In gergo tecnico accademico, le istituzioni comunitarie scontano un deficit di legittimità politica di output, ovvero: la garanzia di poter contare su un sostegno diffuso da parte di leadership e cittadinanza nazionali, legato – in teoria – alla capacità di soddisfare i bisogni economici e di welfare.
Dall’elezione di Juncker a Goteborg 2017
Eppure, nell’ottobre del 2014, sulla scorta della nomina a Presidente della Commissione europea, il conservatore Jean Claude Juncker aveva annunciato un quinquennato all’insegna del “sociale”.

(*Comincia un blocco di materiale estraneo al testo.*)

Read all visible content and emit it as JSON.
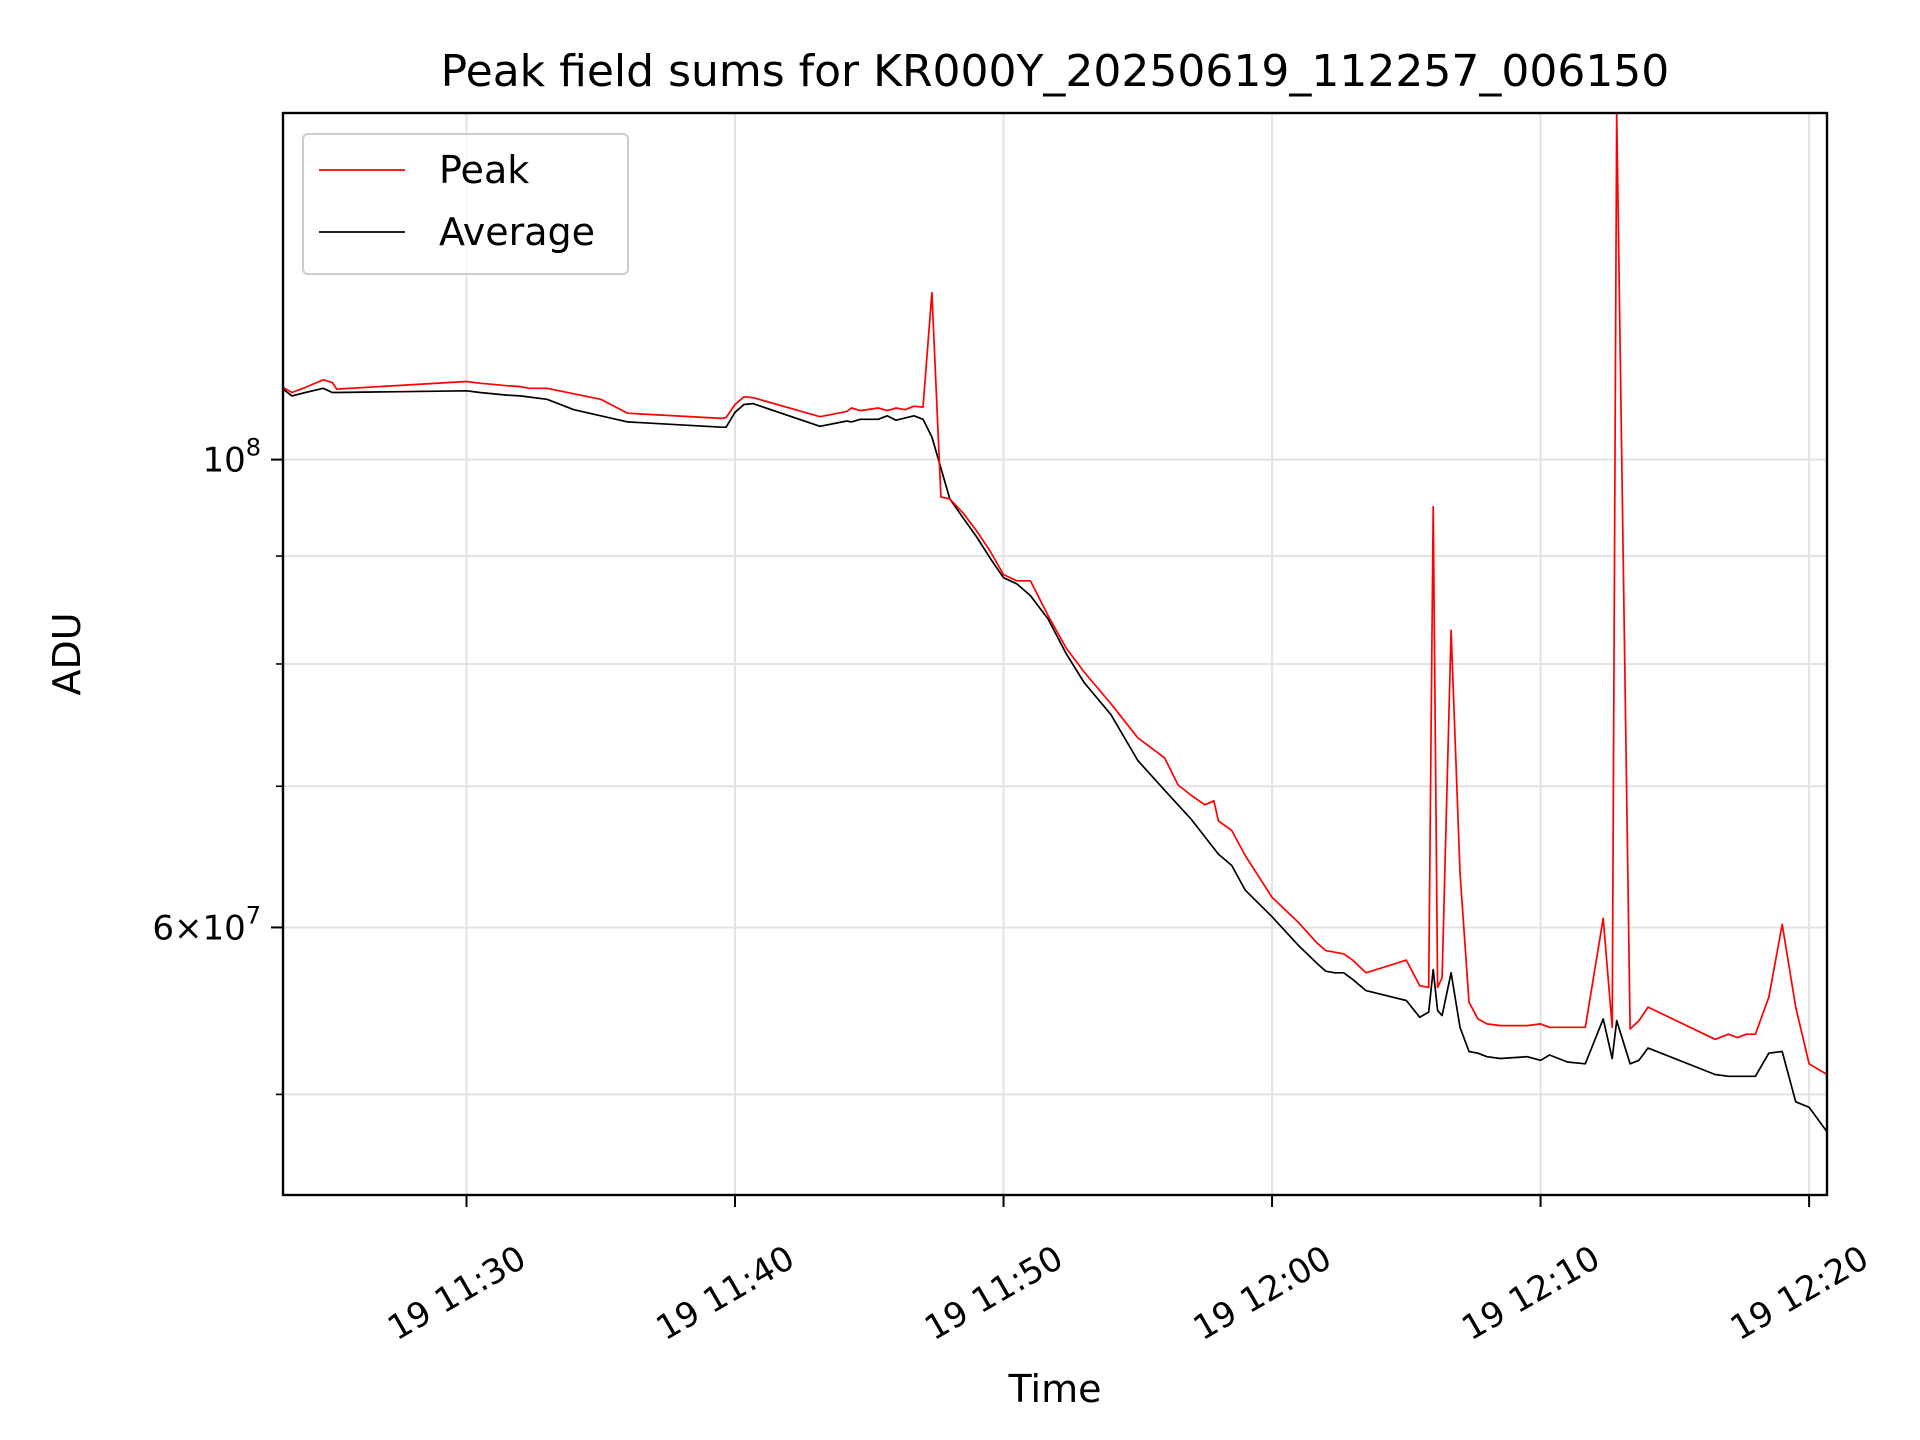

Hanno effettivamente fatto seguito il piano di investimenti europeo – il cosiddetto “piano Juncker”, recentemente aumentato nella sua portata ed esteso fino al 2020; la garanzia giovani; la revisione della Direttiva sui lavoratori distaccati (“Posted workers directive”); infine, l’approvazione del Pilastro europeo dei diritti sociali (la proclamazione ufficiale del Pilastro avverrà settimana prossima, a Goteborg, in Svezia durante il Social Summit 2017).
Il problema, va detto, è che non tutto ha funzionato perfettamente: i risultati della garanzia giovani sono discutibili in alcuni Paesi (in Italia, per esempio); il piano Juncker potrà essere valutato soltanto alla fine del suo ciclo di vita; la revisione della Direttiva sui lavoratori distaccati sembra essere soprattutto un tentativo di arginare la retorica della destra nazionalista. Rimane il Pilastro dei diritti sociali europei: un’innovazione che fa ben sperare, certo, ma l’efficacia del quale, dipende dalla disponibilità degli attori istituzionali – e dei partner sociali – di farne, in futuro, un punto di riferimento comune nel dibattito pubblico.

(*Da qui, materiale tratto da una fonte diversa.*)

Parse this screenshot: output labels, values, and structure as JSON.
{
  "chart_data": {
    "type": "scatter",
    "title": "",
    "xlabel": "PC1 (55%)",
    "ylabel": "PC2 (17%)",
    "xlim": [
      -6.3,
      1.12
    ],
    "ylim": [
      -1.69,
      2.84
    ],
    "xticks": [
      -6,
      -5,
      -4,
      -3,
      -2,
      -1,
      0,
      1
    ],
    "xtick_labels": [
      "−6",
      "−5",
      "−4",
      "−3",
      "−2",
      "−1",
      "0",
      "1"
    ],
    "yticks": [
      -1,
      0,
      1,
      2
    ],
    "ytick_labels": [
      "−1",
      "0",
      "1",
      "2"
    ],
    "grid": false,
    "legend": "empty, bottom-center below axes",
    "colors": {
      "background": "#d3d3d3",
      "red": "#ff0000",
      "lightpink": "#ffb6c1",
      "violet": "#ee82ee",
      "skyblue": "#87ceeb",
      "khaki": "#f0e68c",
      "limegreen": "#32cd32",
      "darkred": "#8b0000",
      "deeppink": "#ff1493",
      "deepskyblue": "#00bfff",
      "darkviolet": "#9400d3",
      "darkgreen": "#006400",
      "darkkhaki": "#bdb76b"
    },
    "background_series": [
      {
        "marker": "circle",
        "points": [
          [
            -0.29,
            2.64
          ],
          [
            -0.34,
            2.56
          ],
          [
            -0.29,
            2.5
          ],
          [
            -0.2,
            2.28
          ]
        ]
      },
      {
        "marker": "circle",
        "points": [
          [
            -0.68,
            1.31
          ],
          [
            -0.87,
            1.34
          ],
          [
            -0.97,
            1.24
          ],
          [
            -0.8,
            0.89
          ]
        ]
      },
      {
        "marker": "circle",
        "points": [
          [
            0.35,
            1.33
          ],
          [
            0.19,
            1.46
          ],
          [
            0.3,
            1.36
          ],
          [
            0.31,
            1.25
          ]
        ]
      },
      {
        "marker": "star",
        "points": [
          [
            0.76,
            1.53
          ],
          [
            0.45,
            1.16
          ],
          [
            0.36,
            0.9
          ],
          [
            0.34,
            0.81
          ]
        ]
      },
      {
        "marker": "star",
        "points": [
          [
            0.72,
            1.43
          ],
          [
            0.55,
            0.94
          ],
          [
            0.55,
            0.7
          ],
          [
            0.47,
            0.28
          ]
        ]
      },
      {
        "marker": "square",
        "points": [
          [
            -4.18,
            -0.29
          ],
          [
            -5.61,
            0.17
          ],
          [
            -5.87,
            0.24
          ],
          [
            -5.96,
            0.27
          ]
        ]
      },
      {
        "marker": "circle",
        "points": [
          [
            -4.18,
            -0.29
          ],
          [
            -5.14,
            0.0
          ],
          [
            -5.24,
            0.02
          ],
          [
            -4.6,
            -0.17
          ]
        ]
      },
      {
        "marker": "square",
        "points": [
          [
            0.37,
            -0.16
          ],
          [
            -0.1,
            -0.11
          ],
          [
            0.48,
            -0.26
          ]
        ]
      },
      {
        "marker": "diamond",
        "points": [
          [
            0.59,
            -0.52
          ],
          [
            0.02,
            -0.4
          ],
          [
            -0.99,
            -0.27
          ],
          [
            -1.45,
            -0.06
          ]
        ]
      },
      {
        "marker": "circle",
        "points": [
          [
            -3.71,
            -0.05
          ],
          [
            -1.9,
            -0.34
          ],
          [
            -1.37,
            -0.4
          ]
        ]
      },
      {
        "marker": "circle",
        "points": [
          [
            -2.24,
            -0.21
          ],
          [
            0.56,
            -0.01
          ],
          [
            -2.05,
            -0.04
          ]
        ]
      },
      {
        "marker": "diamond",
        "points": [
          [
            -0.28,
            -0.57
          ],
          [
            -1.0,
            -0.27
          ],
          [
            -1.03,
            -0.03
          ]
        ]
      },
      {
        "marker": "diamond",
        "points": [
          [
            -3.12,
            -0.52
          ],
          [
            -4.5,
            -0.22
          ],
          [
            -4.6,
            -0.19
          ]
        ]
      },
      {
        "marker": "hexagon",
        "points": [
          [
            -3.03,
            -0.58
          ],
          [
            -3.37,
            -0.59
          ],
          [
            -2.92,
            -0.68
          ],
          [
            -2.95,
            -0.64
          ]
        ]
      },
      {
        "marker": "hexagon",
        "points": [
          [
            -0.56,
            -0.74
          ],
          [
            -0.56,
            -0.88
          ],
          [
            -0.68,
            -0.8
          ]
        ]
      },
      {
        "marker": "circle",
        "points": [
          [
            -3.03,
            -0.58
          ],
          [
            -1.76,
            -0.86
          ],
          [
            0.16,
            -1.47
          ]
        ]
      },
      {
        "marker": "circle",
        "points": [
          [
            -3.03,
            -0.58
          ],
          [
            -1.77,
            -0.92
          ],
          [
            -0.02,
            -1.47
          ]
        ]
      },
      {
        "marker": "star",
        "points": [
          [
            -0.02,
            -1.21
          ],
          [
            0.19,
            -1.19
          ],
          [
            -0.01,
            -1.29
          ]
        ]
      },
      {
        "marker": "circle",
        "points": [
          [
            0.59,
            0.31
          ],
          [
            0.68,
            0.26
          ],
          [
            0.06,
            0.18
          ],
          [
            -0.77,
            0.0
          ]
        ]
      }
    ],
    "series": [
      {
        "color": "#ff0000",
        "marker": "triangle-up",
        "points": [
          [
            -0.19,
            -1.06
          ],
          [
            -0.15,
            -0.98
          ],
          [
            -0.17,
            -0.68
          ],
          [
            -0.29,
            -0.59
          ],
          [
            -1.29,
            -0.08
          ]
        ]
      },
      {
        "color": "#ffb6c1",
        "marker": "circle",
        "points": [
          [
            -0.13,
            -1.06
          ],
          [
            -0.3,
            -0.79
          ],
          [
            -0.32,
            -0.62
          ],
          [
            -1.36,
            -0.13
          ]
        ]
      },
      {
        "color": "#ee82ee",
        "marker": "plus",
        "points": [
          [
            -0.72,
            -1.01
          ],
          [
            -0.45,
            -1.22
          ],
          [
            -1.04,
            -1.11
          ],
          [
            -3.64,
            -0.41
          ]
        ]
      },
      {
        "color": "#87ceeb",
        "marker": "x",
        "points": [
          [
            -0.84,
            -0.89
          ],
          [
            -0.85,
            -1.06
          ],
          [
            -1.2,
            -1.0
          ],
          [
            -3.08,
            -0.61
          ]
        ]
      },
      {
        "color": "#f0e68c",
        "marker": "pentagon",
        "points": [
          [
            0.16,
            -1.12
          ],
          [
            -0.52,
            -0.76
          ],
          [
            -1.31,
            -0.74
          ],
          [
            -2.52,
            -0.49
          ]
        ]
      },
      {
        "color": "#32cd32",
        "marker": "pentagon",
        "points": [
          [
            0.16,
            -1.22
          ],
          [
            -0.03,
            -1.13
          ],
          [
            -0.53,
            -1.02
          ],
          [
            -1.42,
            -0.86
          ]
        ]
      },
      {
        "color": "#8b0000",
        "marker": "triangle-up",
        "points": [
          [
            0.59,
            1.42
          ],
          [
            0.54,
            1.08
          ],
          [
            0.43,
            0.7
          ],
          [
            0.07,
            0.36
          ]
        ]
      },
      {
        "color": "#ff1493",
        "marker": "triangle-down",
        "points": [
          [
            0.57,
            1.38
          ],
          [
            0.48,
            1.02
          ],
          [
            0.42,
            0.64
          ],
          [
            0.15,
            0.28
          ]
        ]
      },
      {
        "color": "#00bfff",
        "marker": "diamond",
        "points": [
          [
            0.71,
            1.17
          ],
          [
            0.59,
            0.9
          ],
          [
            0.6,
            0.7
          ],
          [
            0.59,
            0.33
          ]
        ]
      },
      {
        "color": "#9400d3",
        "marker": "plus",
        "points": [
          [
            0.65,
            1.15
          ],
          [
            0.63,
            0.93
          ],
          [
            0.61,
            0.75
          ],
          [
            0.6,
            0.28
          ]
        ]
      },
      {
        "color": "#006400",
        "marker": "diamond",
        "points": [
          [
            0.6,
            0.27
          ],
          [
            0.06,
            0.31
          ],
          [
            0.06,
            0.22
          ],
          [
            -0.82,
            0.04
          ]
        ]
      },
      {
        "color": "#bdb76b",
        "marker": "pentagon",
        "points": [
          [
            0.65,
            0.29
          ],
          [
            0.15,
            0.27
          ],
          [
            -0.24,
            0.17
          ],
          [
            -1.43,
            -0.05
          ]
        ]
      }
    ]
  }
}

Per questo motivo, l’integrazione di una capacità di azione sul piano “sociale” all’interno della governance economica dell’Ue, rimane ancora, nel “lontano” 2017, il nodo gordiano da sciogliere.
Quo vadis Europa?
Il tema è stato trattato anche venerdì 10 novembre a Milano, presso la Facoltà di scienze politiche, economiche e sociali dell’Università statale di Milano, nel corso della conferenza “Quo vadis Europa?: governance economica e convergenza sociale alla luce del discorso sullo Stato dell’Unione (Soteu, State of the Union) del Presidente della Commissione europea, Jean Claude Juncker”.
Box: Il discorso sullo Stato dell’Unione
Durante il Soteu, Juncker ha lanciato un piano ambizioso di riforme dell’Ue sintetizzando la sua visione per l’Unione del futuro. La visione di Juncker rappresenta uno scenario originale che ha tratto forza dall’elaborazione, nel corso dei 6 mesi precedenti al Soteu, del Libro bianco sul futuro dell’Europa.

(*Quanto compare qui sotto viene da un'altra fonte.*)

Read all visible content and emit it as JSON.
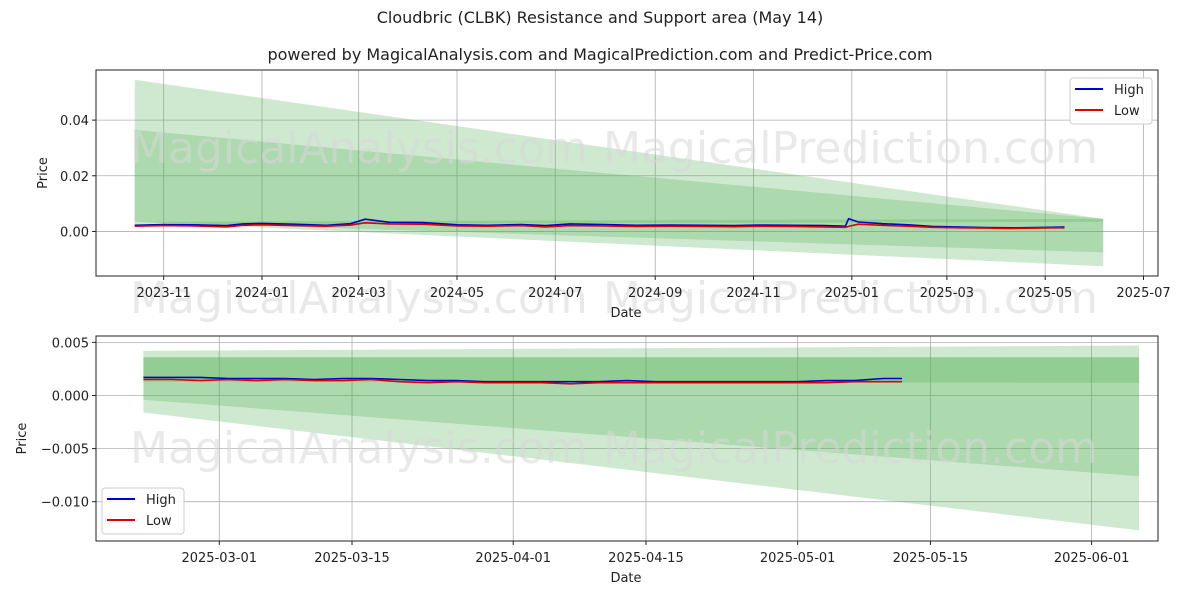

Da un punto di vista di governance e di riforme economiche, la visione di Juncker prevede: l’istituzione di un Ministro dell’economia e delle finanze unico dell’Ue (da far combaciare con il ruolo di Commissario agli affari economici, da un lato, e con quello del Presidente dell’Eurogruppo, dall’altro); l’unificazione delle figure del Presidente della Commissione e del Consiglio; il completamento dell’Unione bancaria e l’estensione dell’Eurozona a quanti più Stati membri possibili.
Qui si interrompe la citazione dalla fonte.